THE FRONT DESK AT THE ALEX was the usual crowd scene from Hieronymus Bosch. A woman with a face like Erasmus and a pink pig’s bladder of a hat was reporting a burglary to a duty sergeant whose outsized ears looked as if they had belonged to someone else before being sliced off and stuck on the sides of his dog-shaped skull with a pencil and an unsmoked roll-up. Two spectacularly ugly thugs-their bloodied mugs stamped with the atavistic stigmata of criminality, their hands manacled behind their twisting backs-were being pushed and pulled into a dimly lit corridor that led down to the cells and a probable job offer from the SS. A cleaning woman, with a cigarette clamped firmly in her mouth against the smell, who was badly in need of a shave, was mopping a pool of vomit on the shit-brown linoleum floor. A lost-looking boy, his dirty face streaked with tears, was sitting fearfully in a corner underneath an enormous spiderweb and rocking on his stringy buttocks, and probably wondering if he’d make bail. A pale, rabbit-eyed attorney, carrying a briefcase as big as the well-fed sow whose hide had been used to fashion it, was demanding to see his client, except that no one was listening. Somewhere, someone was adducing his previous good character and his innocence of everything. Meanwhile a cop had removed his black leather shako and was showing a fellow SCHUPO the large purple bruise on his closely shaven head: it was probably just a thought making a futile bid to escape from his rusticated skull.

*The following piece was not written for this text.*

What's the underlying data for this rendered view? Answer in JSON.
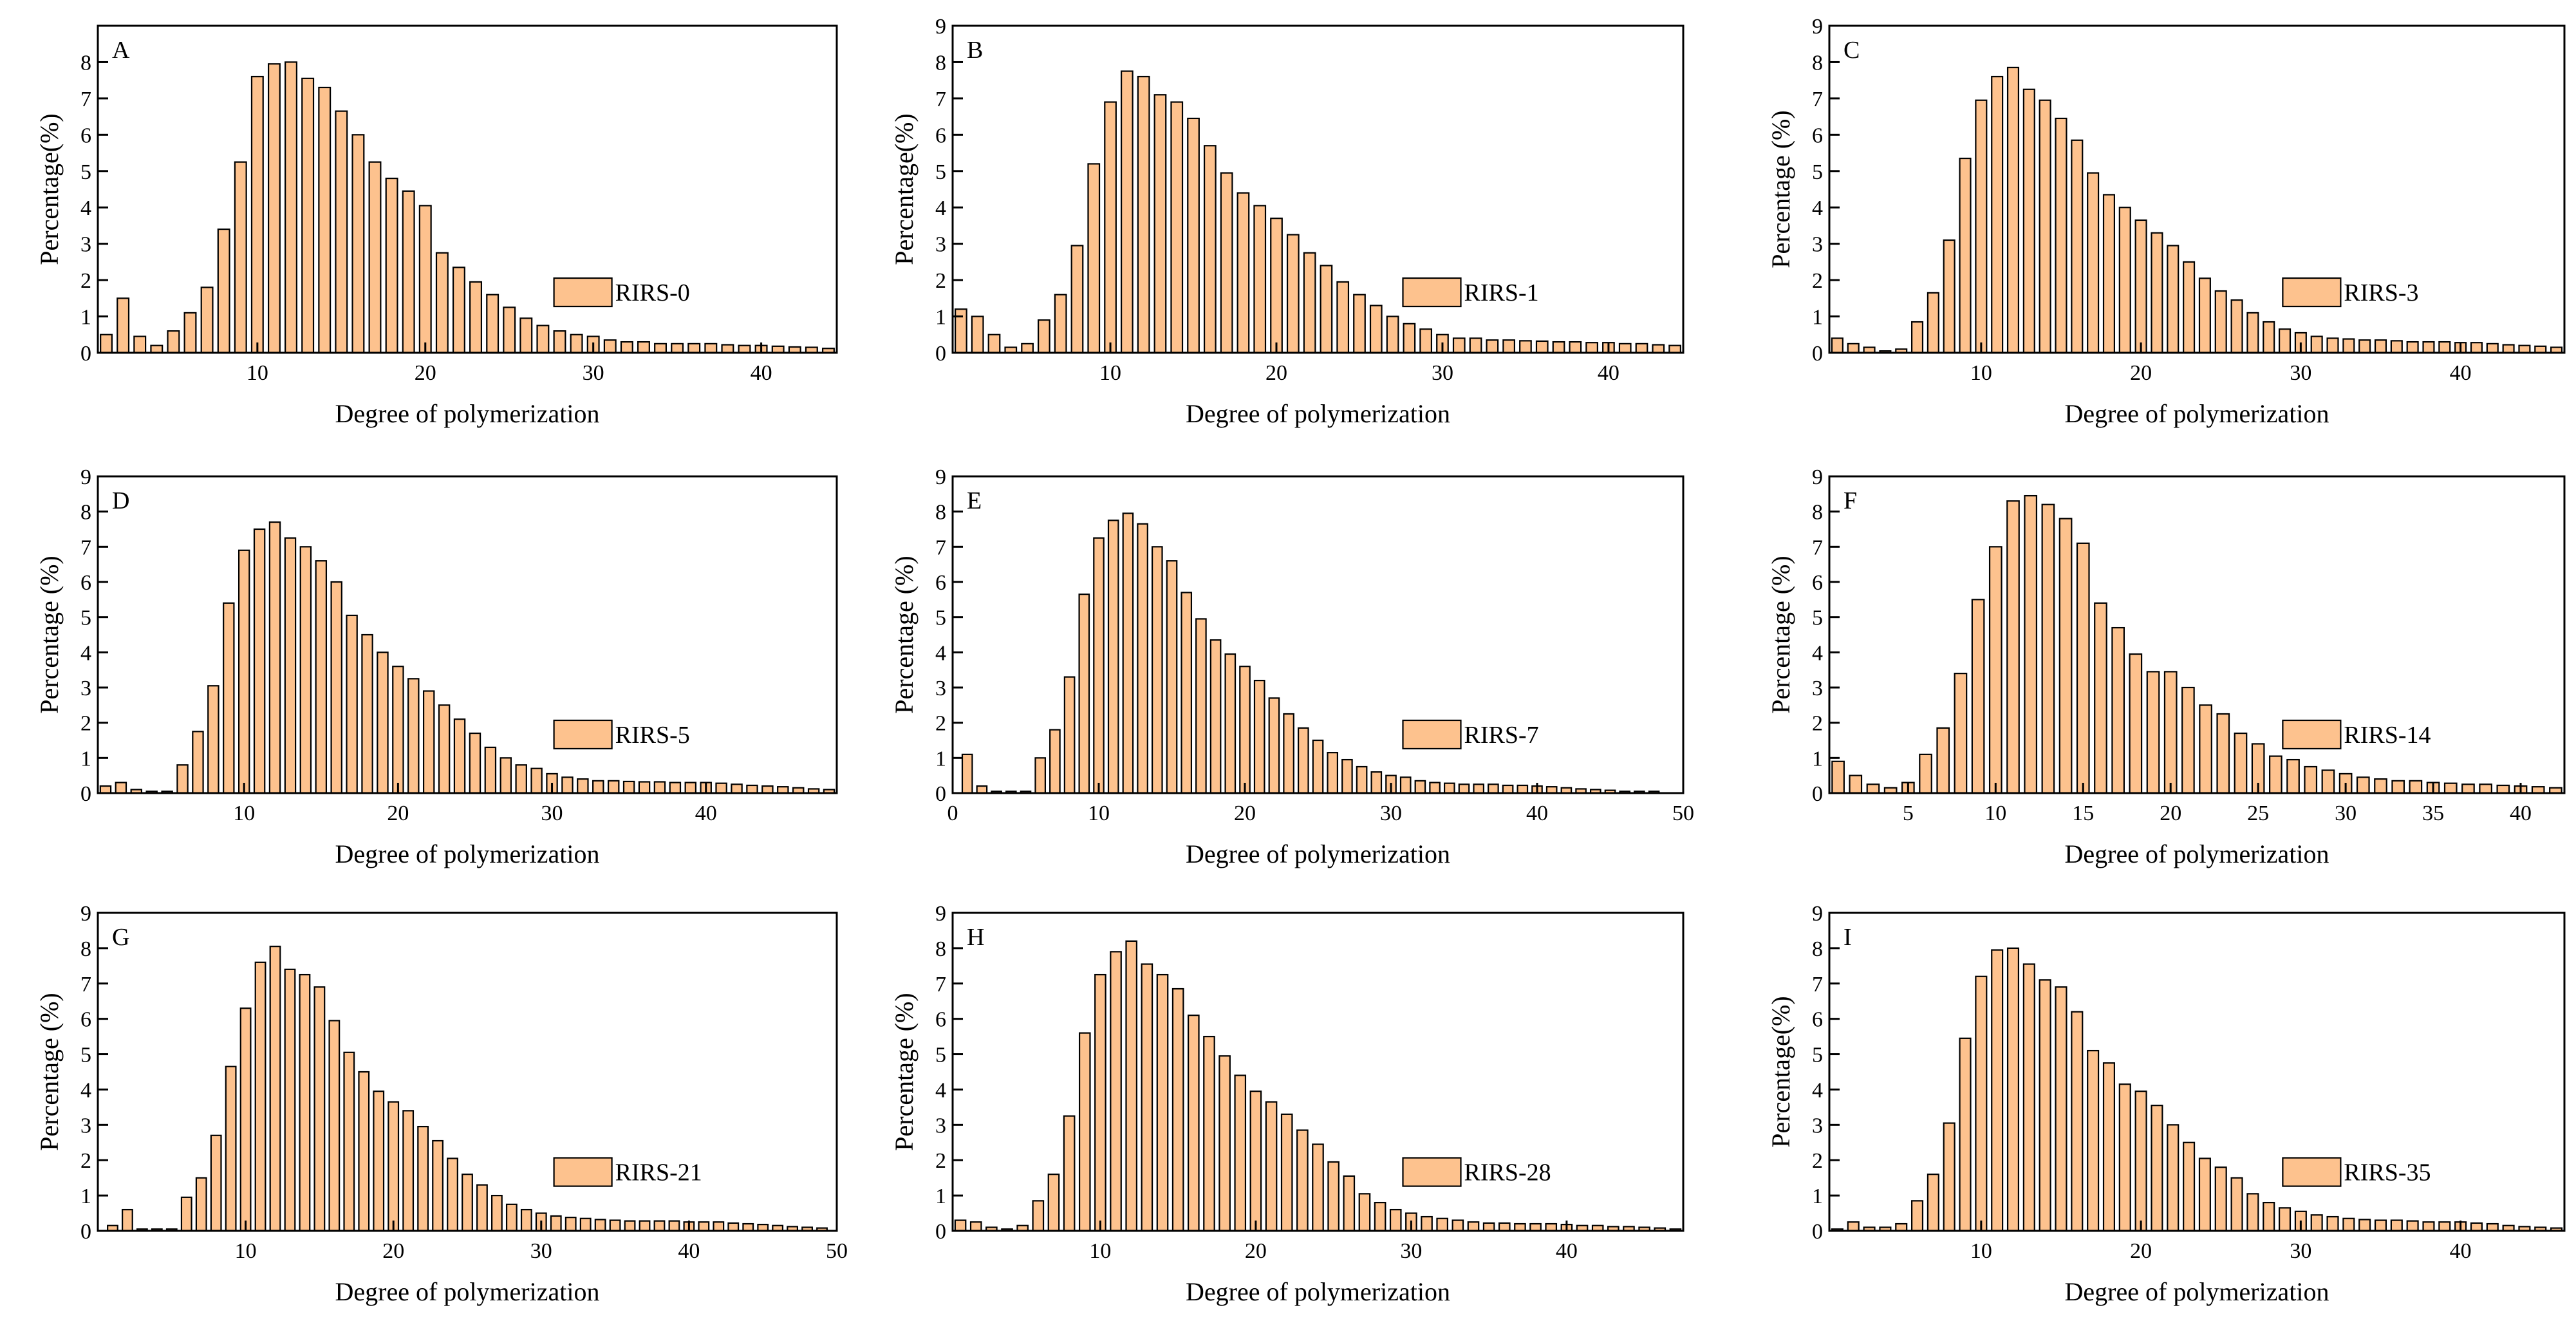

It felt awkward being back at the Alex. Awkward and exciting. I figured Martin Luther must have felt the same way when he turned up at the Diet of Worms to defend himself against a charge of spoiling the church door in Wittenberg. So many faces that were familiar. A few looked at me as if I were the prodigal son, but rather more seemed to regard me as the fatted calf.

Berlin Alexanderplatz. I could have told Alfred Döblin a thing or two.

Otto Trettin led me behind the desk and told a young uniformed cop to record my statement.

The cop was in his mid-twenties and, unusually by SCHUPO standards, was as bright as the badge on his ammunition pouch. He hadn’t been typing my statement very long when he stopped, bit his already well-bitten fingernails, lit a cigarette, and silently went over to a filing cabinet as big as a Mercedes that stood in the center of the huge room. He was taller than I’d expected. And thinner. He hadn’t been there long enough to get a taste for beer and get himself a pregnant belly, like a true SCHUPO man. He came back reading, which, in the Alex, was something of a miracle in itself.

“I thought so,” he said, handing Otto the file, but looking at me. “This object you’re reporting stolen was reported stolen yesterday. I took the particulars myself.”

“Chinese lacquer-and-basketry box,” said Otto, glancing over the report. “Fifty centimeters by thirty centimeters by ten centimeters.”

I tried to work that out in imperial measurement and gave up.

“Seventeenth century, Mong dynasty.” Otto looked at me. “That sound like the same box, Bernie?”

“Ming dynasty,” I said. “It’s Ming.”

“Ming, Mong, what’s the difference?”

“Either it’s the same box or they’re as common as pretzels. Who made the report?”

“A Dr. Martin Stock,” said the young cop. “From the Asiatic Museum. He was pretty exercised about it.”

“What kind of fellow was he?” I asked.

“Oh, you know. Kind of how you’d imagine someone from a museum would look. Sixtyish, gray mustache, white goatee, bald, myopic, overweight-he reminded me of the walrus at the zoo. He wore a bow tie-”

“I’ve seen that before,” said Otto. “A walrus wearing a bow tie.”